Ability to edit plant mitochondrial DNA may lead to a more secure food supply
Until now, no tool has successfully edited plant mitochondrial DNA. The University of Japan researchers, who have published their results in Nature Plants, hope to use the technique to address the current lack of mitochondrial genetic diversity in crops, a potentially devastating weak point in our food supply.
Nuclear DNA was first edited in the early 1970s, chloroplast DNA was first edited in 1988, and animal mitochondrial DNA was edited in 2008. However, until now, no tool has successfully edited plant mitochondrial DNA. The University of Japan researchers, who have published their results in Nature Plants, hope to use the technique to address the current lack of mitochondrial genetic diversity in crops, a potentially devastating weak point in our food supply.
The mitochondria contain DNA separate from the cell’s main DNA, which is stored in the nucleus. Nuclear DNA is the long double-helix genetic material inherited from both parents. The mitochondrial genome is circular, contains far fewer genes, and is primarily inherited only from mothers. The animal mitochondrial genome is a relatively small molecule contained in a single circular structure with remarkable conservation between species. Plant mitochondrial genomes are a different story.
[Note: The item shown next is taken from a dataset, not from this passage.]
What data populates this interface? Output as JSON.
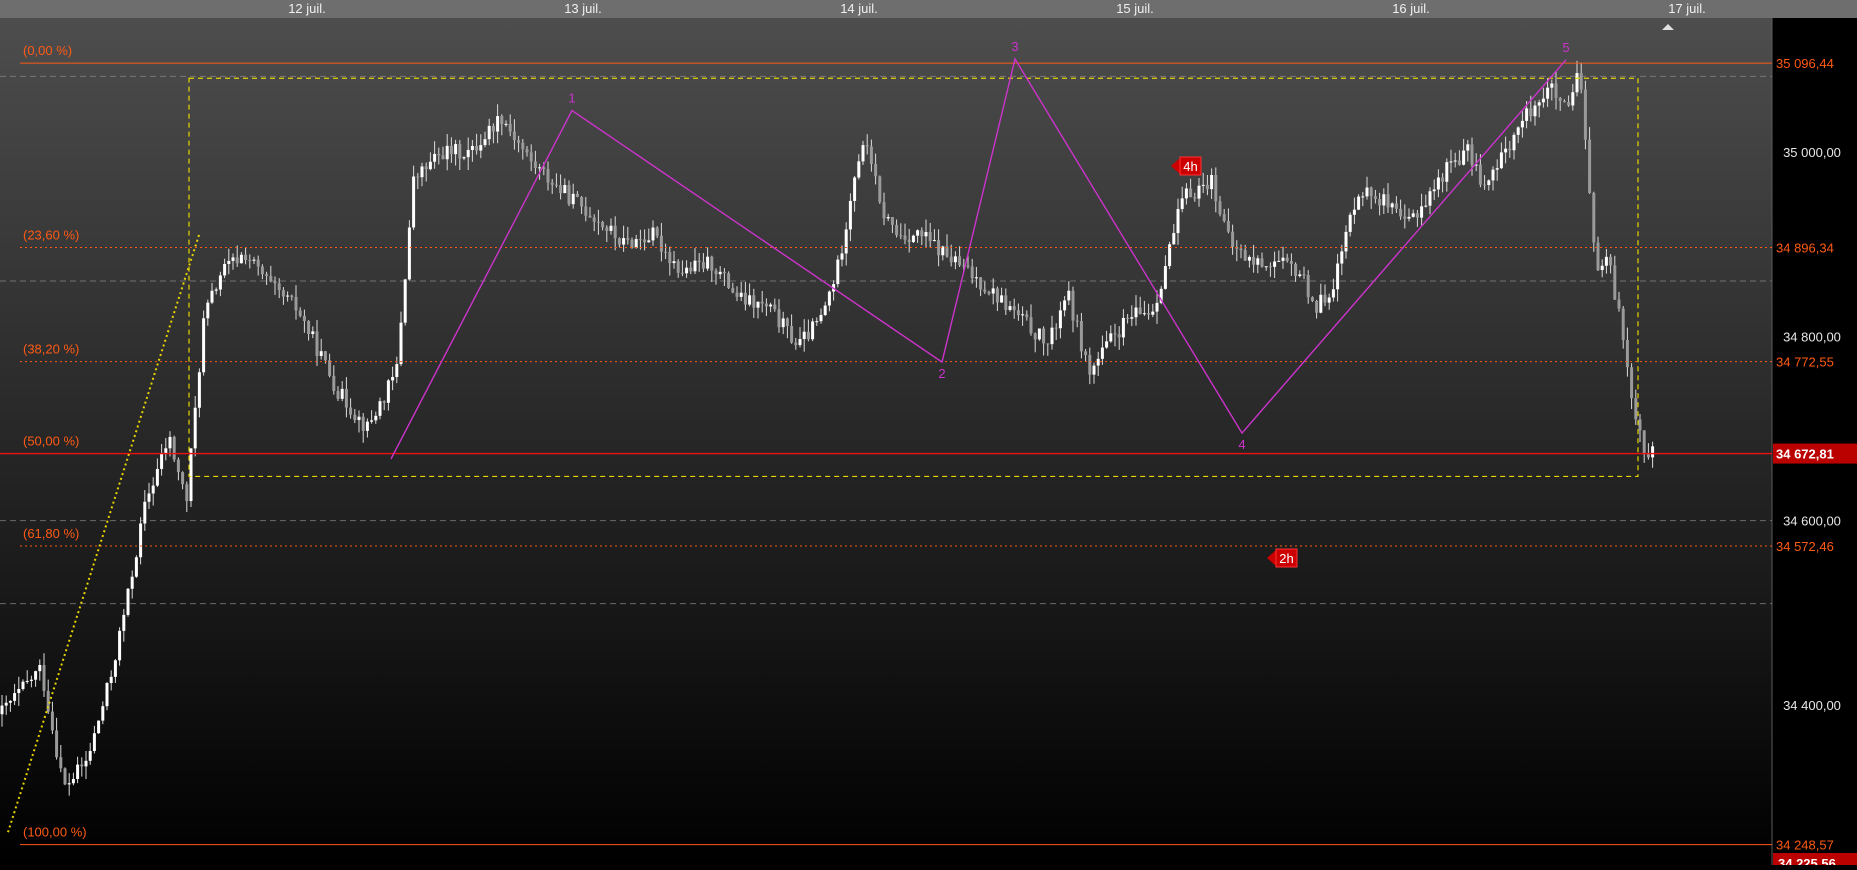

“The plant mitochondrial genome is huge in comparison, the structure is much more complicated, the genes are sometimes duplicated, the gene expression mechanisms are not well-understood, and some mitochondria have no genomes at all—in our previous studies, we observed that they fuse with other mitochondria to exchange protein products and then separate again,” said Shin-ichi Arimura, associate professor in plant molecular genetics at the University of Tokyo.
To find a way to manipulate the complex plant mitochondrial genome, Arimura turned to collaborators familiar with the cytoplasmic male sterility (CMS) systems in rice and rapeseed (canola). Prior research strongly suggested that in both plants, the cause of CMS was a single, evolutionarily unrelated mitochondrial gene in rice and in rapeseed (canola): clear targets in the perplexing maze of plant mitochondrial genomes.
Arimura’s team adapted a technique that had previously edited mitochondrial genomes of animal cells growing in a dish. The technique, called mitoTALENs, uses a single protein to locate the mitochondrial genome, cut the DNA at the desired gene, and delete it. “While deleting most genes creates problems, deleting a CMS gene solves a problem for plants. Without the CMS gene, plants are fertile again,” said Arimura.
The fully fertile four new lines of rice and three new lines of rapeseed (canola) that researchers created are a proof of concept that the mitoTALENs system can successfully manipulate even the complex plant mitochondrial genome.
Researchers will study the mitochondrial genes responsible for plant male infertility in more detail and identify potential mutations that could add much-needed diversity.